Resolution of EEG findings and clinical improvement in a patient with encephalopathy and ESES with a combination of immunomodulating agents other than corticosteroids: A case report

Harumi Jyonouchi 1,, Lee Geng 1
PMCID: PMC7516208  PMID: 32995738

Abstract

Encephalopathy with electrical status epilepticus in sleep (ESES) syndrome is characterized by a near-continuous spike-and-wave discharges during sleep with marked developmental regression, mainly in speech, and the presence of clinical seizures. Although the etiology ofESES is generally unknown, its resistance to antiseizure medication (ASM), and favorable responses to oral corticosteroids (OCS), support a role for inflammation. However, the prolonged use of OCS results in undesirable side effects and alternative treatment measures are needed. Herein, we present a patient with ESES who revealed responsed to a combination of immunomodulating agents other than OCS. The patient revealed 30, 50, and 100%, reduction in the ESES pattern on EEG with the sequential addition of anakinra (interleukin-1ß inhibitor), intravenous immunoglobulin (IVIg), and sirolimus, an inhibitor of mammalian target of rapamycin (mTOR) respectively, after discontinuation of OCS due to side effects. This combination of immune-modulating agents, that were selected based on monocyte cytokine profiles, also resulted in a gradual improvement of speech and behavioral symptoms. This case indicates a possible use of immunomodulating agents other than OCS for ESES syndrome.

Keywords: ESES, IL-1ß, mTOR inhibitor, Oral corticosteroid

Highlights

  • ESES syndrome can be controlled immunomodulating agents.

  • OCS was not requred for maintaing good control of ESES in the presented case.

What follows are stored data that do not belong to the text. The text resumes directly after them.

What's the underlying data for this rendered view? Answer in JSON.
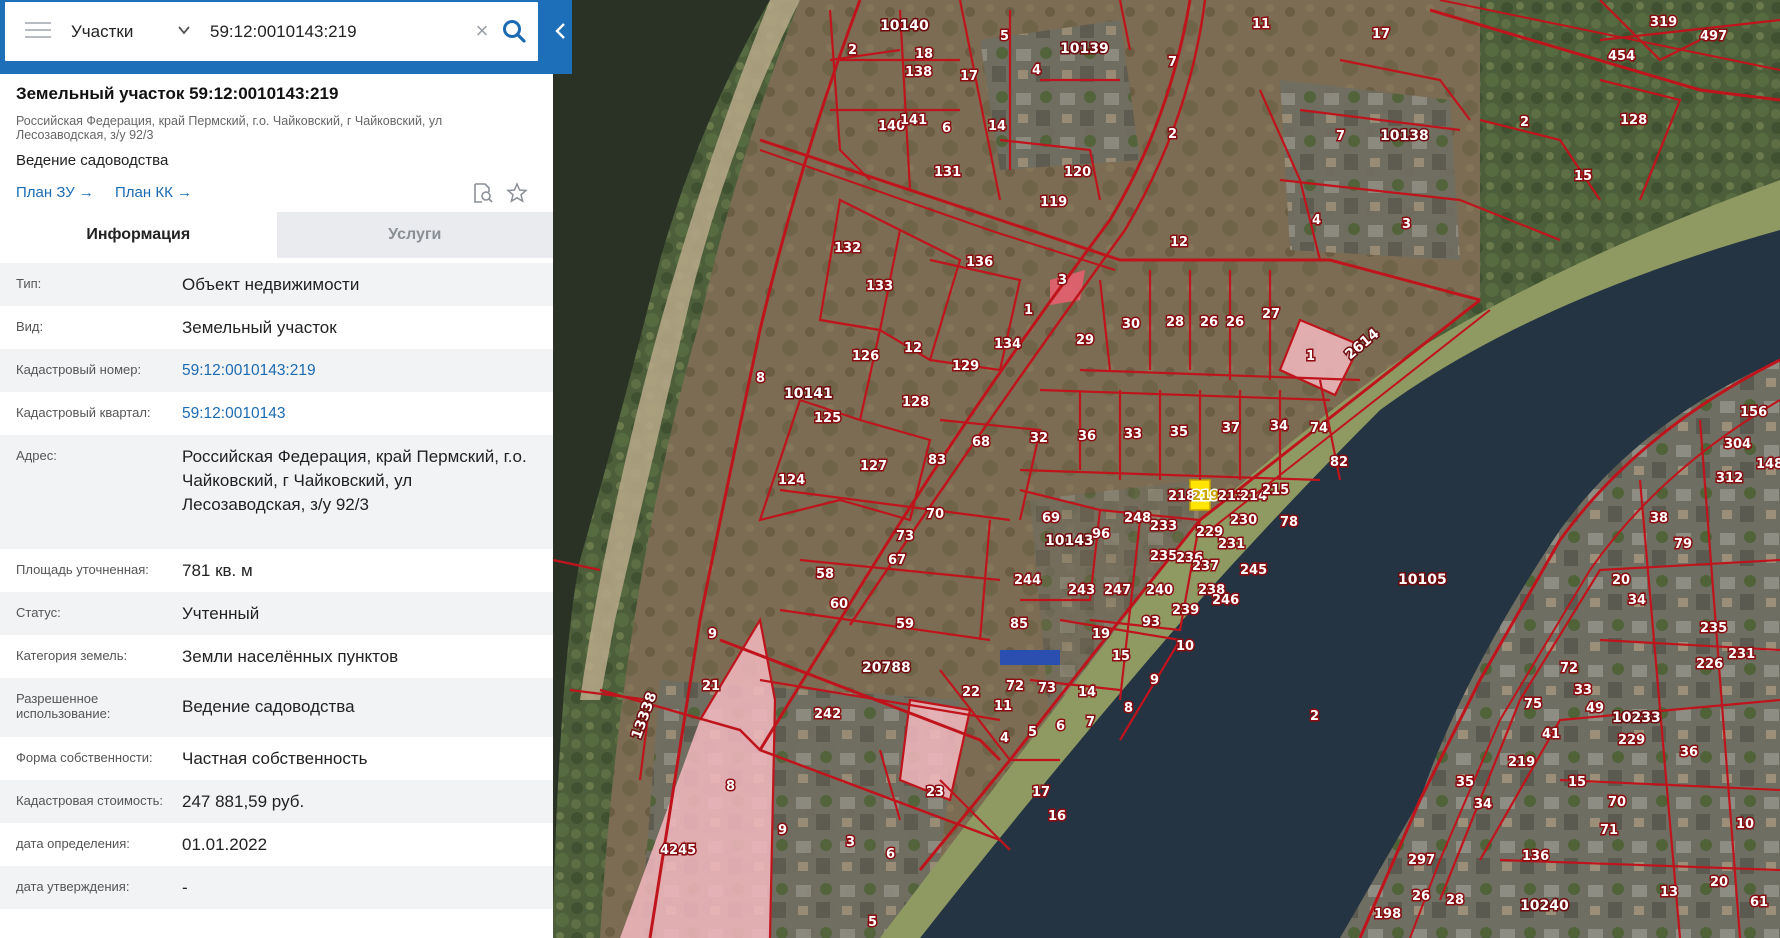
{
  "search": {
    "type_label": "Участки",
    "query": "59:12:0010143:219"
  },
  "card": {
    "title": "Земельный участок 59:12:0010143:219",
    "address": "Российская Федерация, край Пермский, г.о. Чайковский, г Чайковский, ул Лесозаводская, з/у 92/3",
    "use": "Ведение садоводства",
    "plan_zu": "План ЗУ →",
    "plan_kk": "План КК →"
  },
  "tabs": {
    "info": "Информация",
    "services": "Услуги"
  },
  "rows": [
    {
      "label": "Тип:",
      "value": "Объект недвижимости"
    },
    {
      "label": "Вид:",
      "value": "Земельный участок"
    },
    {
      "label": "Кадастровый номер:",
      "value": "59:12:0010143:219"
    },
    {
      "label": "Кадастровый квартал:",
      "value": "59:12:0010143"
    },
    {
      "label": "Адрес:",
      "value": "Российская Федерация, край Пермский, г.о. Чайковский, г Чайковский, ул Лесозаводская, з/у 92/3"
    },
    {
      "label": "Площадь уточненная:",
      "value": "781 кв. м"
    },
    {
      "label": "Статус:",
      "value": "Учтенный"
    },
    {
      "label": "Категория земель:",
      "value": "Земли населённых пунктов"
    },
    {
      "label": "Разрешенное использование:",
      "value": "Ведение садоводства"
    },
    {
      "label": "Форма собственности:",
      "value": "Частная собственность"
    },
    {
      "label": "Кадастровая стоимость:",
      "value": "247 881,59 руб."
    },
    {
      "label": "дата определения:",
      "value": "01.01.2022"
    },
    {
      "label": "дата утверждения:",
      "value": "-"
    }
  ],
  "map": {
    "quarters": [
      "10140",
      "10139",
      "10138",
      "10141",
      "10143",
      "10105",
      "10233",
      "10240",
      "20788",
      "13338",
      "2614"
    ],
    "plot_labels": [
      "2",
      "18",
      "138",
      "17",
      "5",
      "4",
      "7",
      "11",
      "17",
      "454",
      "319",
      "497",
      "140",
      "141",
      "6",
      "14",
      "131",
      "120",
      "119",
      "2",
      "7",
      "128",
      "15",
      "3",
      "4",
      "3",
      "12",
      "132",
      "136",
      "133",
      "3",
      "1",
      "30",
      "28",
      "26",
      "26",
      "27",
      "1",
      "8",
      "126",
      "12",
      "129",
      "134",
      "29",
      "128",
      "125",
      "32",
      "36",
      "33",
      "35",
      "37",
      "34",
      "74",
      "124",
      "127",
      "83",
      "68",
      "218",
      "219",
      "213",
      "214",
      "215",
      "82",
      "70",
      "69",
      "96",
      "248",
      "233",
      "230",
      "78",
      "73",
      "67",
      "58",
      "244",
      "235",
      "236",
      "229",
      "231",
      "60",
      "59",
      "243",
      "247",
      "240",
      "237",
      "238",
      "85",
      "19",
      "93",
      "239",
      "246",
      "245",
      "9",
      "15",
      "10",
      "21",
      "242",
      "72",
      "73",
      "22",
      "14",
      "11",
      "4",
      "5",
      "6",
      "7",
      "8",
      "17",
      "16",
      "23",
      "8",
      "9",
      "3",
      "6",
      "5",
      "4245",
      "156",
      "304",
      "312",
      "148",
      "38",
      "79",
      "20",
      "34",
      "235",
      "226",
      "231",
      "75",
      "72",
      "33",
      "49",
      "41",
      "219",
      "15",
      "70",
      "71",
      "10",
      "229",
      "36",
      "35",
      "34",
      "297",
      "26",
      "28",
      "198",
      "61",
      "10",
      "20",
      "136",
      "13"
    ],
    "highlighted_plot": "219",
    "river_label": "2"
  }
}
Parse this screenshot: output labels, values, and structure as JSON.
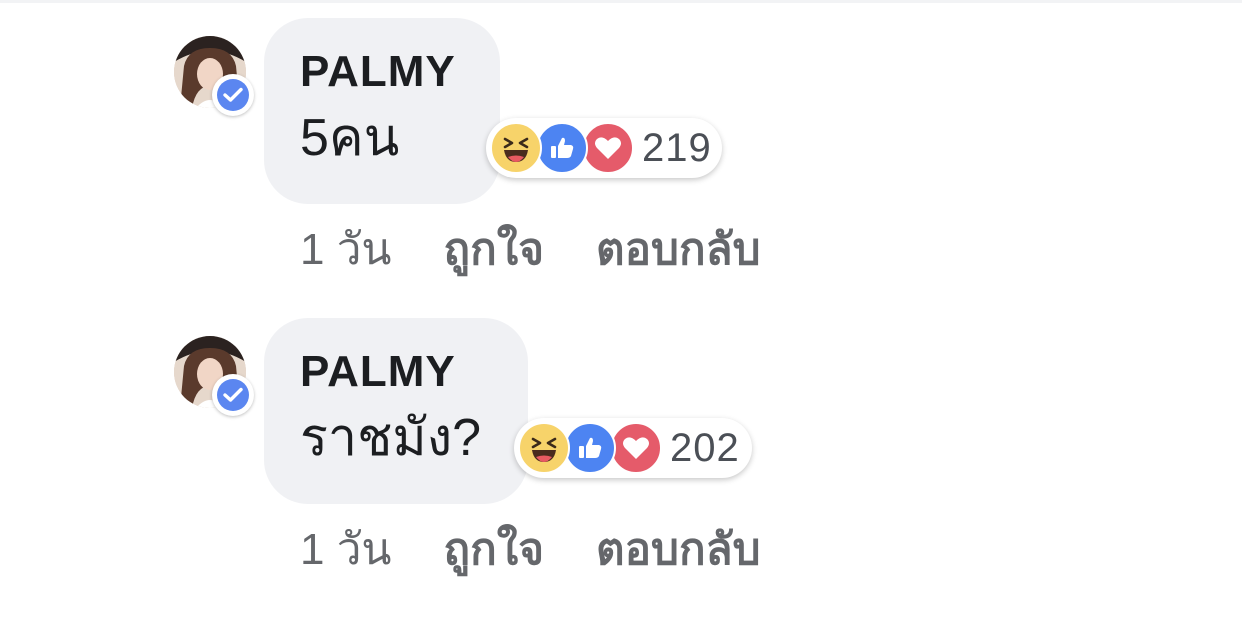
{
  "comments": [
    {
      "author": "PALMY",
      "text": "5คน",
      "reaction_count": "219",
      "time": "1 วัน",
      "like_label": "ถูกใจ",
      "reply_label": "ตอบกลับ"
    },
    {
      "author": "PALMY",
      "text": "ราชมัง?",
      "reaction_count": "202",
      "time": "1 วัน",
      "like_label": "ถูกใจ",
      "reply_label": "ตอบกลับ"
    }
  ],
  "reaction_icons": [
    "haha-icon",
    "like-icon",
    "love-icon"
  ],
  "colors": {
    "bubble": "#f0f1f4",
    "verified": "#5b86f0",
    "like": "#4d84f2",
    "love": "#e55b6a",
    "haha": "#f7d36a",
    "meta_text": "#65676b"
  }
}
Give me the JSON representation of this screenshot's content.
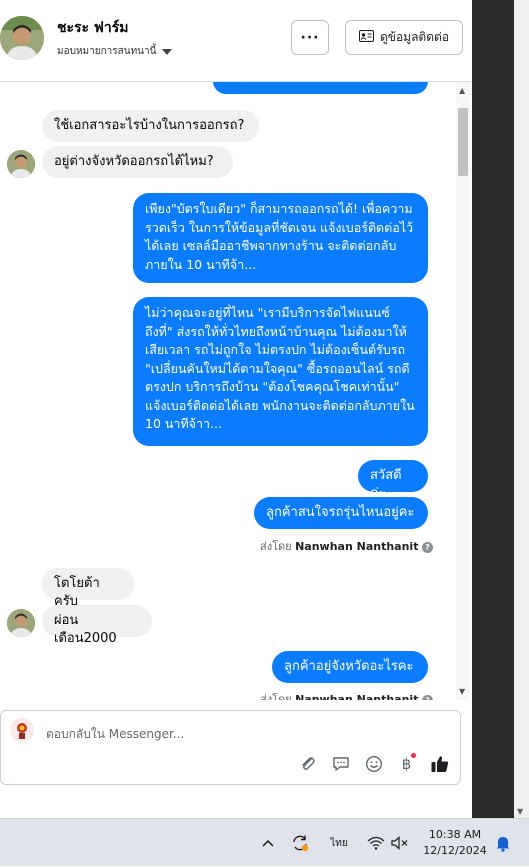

  • Monocyte cytokine profiles may be useful for the selection of immunomodulating agents for treatment of ESES.

1. Introduction

Encephalopathy with electrical status epilepticus in sleep (ESES syndrome) mainly affects children, mostly present between 2 and 14 years of age [2], and is characterized by the ESES pattern in electroencephalogram (EEG) (originally described as > 85% of status epileptics during non-rapid eye movement sleep) and decline of cognitive functioning with or without clinical seizures [3]. ESES syndrome is often interchangeably called encephalopathy with continuous spikes and waves during sleep (CSWS), defined with prodromal EEG abnormalities followed by a CSWS pattern, and the improvement of EEG patterns with age [4,5]. ESES may include Landau–Kleffner syndrome (LKS) which was originally described as a clinical syndrome with acquired aphasia and seizures [6]. Spontaneous resolution of the ESES pattern tends to occur during puberty, but cognitive impairment generally persists [7,8]. Etiology of ESES syndrome is unknown in most cases, except for a small subset of ESES patients with identifiable brain malformations or gene mutations [9,10].

Most ESES patients without a known etiology have been treated with ASM1AEDs (mainly benzodiazepines), and oral corticosteroids (OCS). The therapeutic effects of ASM on ESES syndrome have been less than satisfactory [1]. OCS tend to provide better therapeutic effects than ASM, but OCS is not suitable for long-term use, given its significant side effects [1,7,11]. There is an urgent need of other treatment options for effectively controlling ESES syndrome. Immune mediated inflammation has been suspected to play a role in ESES with unknown etiology, considering favorable responses to OCS in ESES patients [12]. Other immunomodulating agents used for epileptic conditions other than ESES, such as intravenous immunoglobulin (IVIg) may be applicable for ESES. However, it should be noted that IVIg is not universally effective in controlling epilepsy [13].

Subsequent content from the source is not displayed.